Among tumors classified as pilocytic astrocytoma (PA) in the Johns Hopkins Hospital Department of Pathology files, we identified 18 cases with a distinctive monomorphous pilomyxoid histological pattern and a higher recurrence rate than that of PA with classical histological features (classical PA). The majority of the tumors occurred in infants and young children and involved the hypothalamic/chiasmatic region. The tumors were histologically similar to PA, but they were more monomorphous and more myxoid. Rosenthal fibers were not seen and only 1 of 18 tumors had eosinophilic granular bodies. At the end of the follow-up period, 6 patients were dead and 12 were alive with evidence of disease. Progression free survival (PFS) at 1 year was 38.7%. In comparison, we identified a control group of 13 classical PAs in the same age range and location as the study group.

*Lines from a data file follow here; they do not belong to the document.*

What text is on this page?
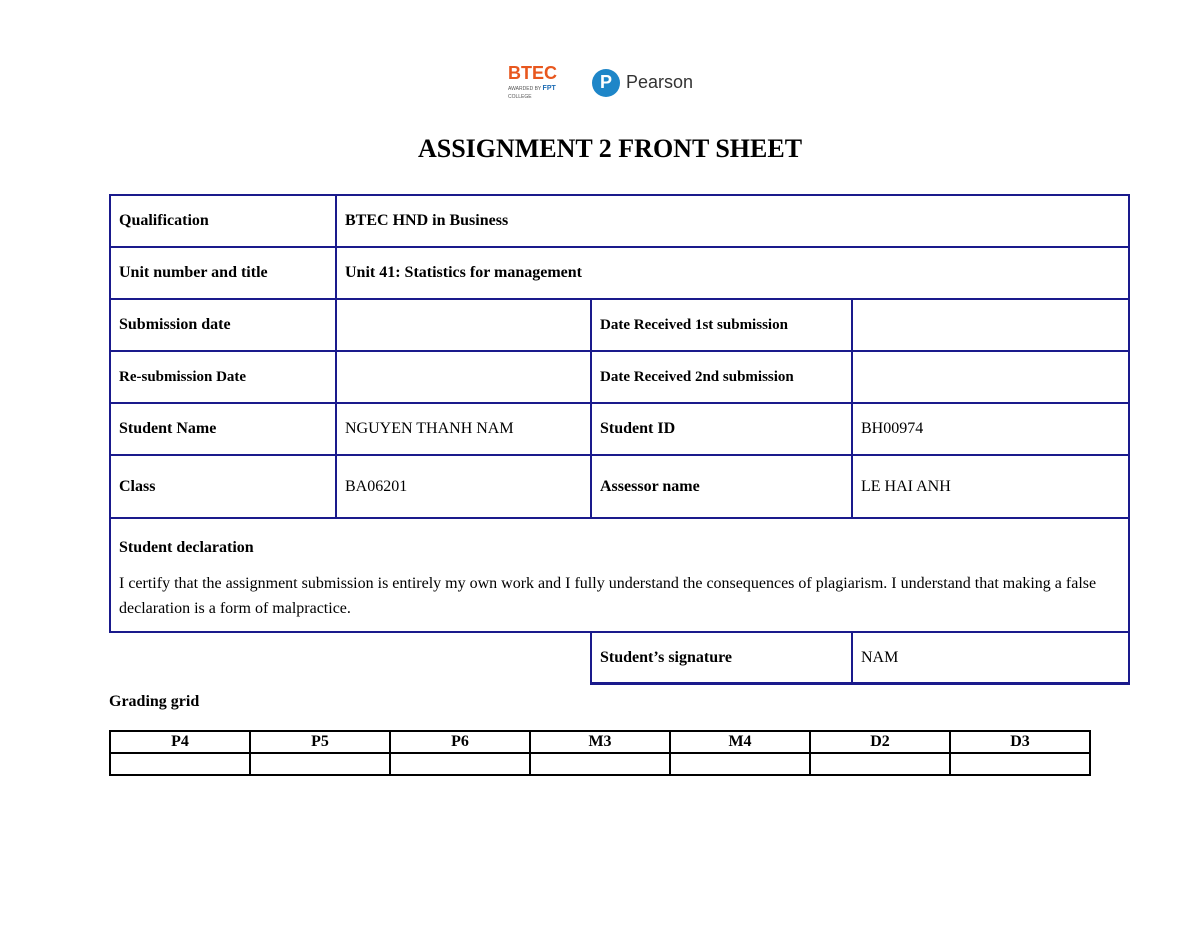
BTEC
AWARDED BY FPT COLLEGE
P Pearson
ASSIGNMENT 2 FRONT SHEET
Qualification	BTEC HND in Business		
Unit number and title	Unit 41: Statistics for management		
Submission date		Date Received 1st submission	
Re-submission Date		Date Received 2nd submission	
Student Name	NGUYEN THANH NAM	Student ID	BH00974
Class	BA06201	Assessor name	LE HAI ANH

Student declaration
I certify that the assignment submission is entirely my own work and I fully understand the consequences of plagiarism. I understand that making a false declaration is a form of malpractice.			

		Student’s signature	NAM
Grading grid
P4	P5	P6	M3	M4	D2	D3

In this group, PFS at 1 year was 69.2%, which was significantly better than that for pilomyxoid tumors (p = 0.04). There was no CSF dissemination or death due to tumor progression among patients with classical PA. Eight of these patients are alive with recurrent disease, and 4 have no evidence of disease. While the monomorphous pilomyxoid tumors have some resemblance to classical PA, our results suggest that the former is a more aggressive variant or a separate entity that needs to be recognized for prognostic purposes.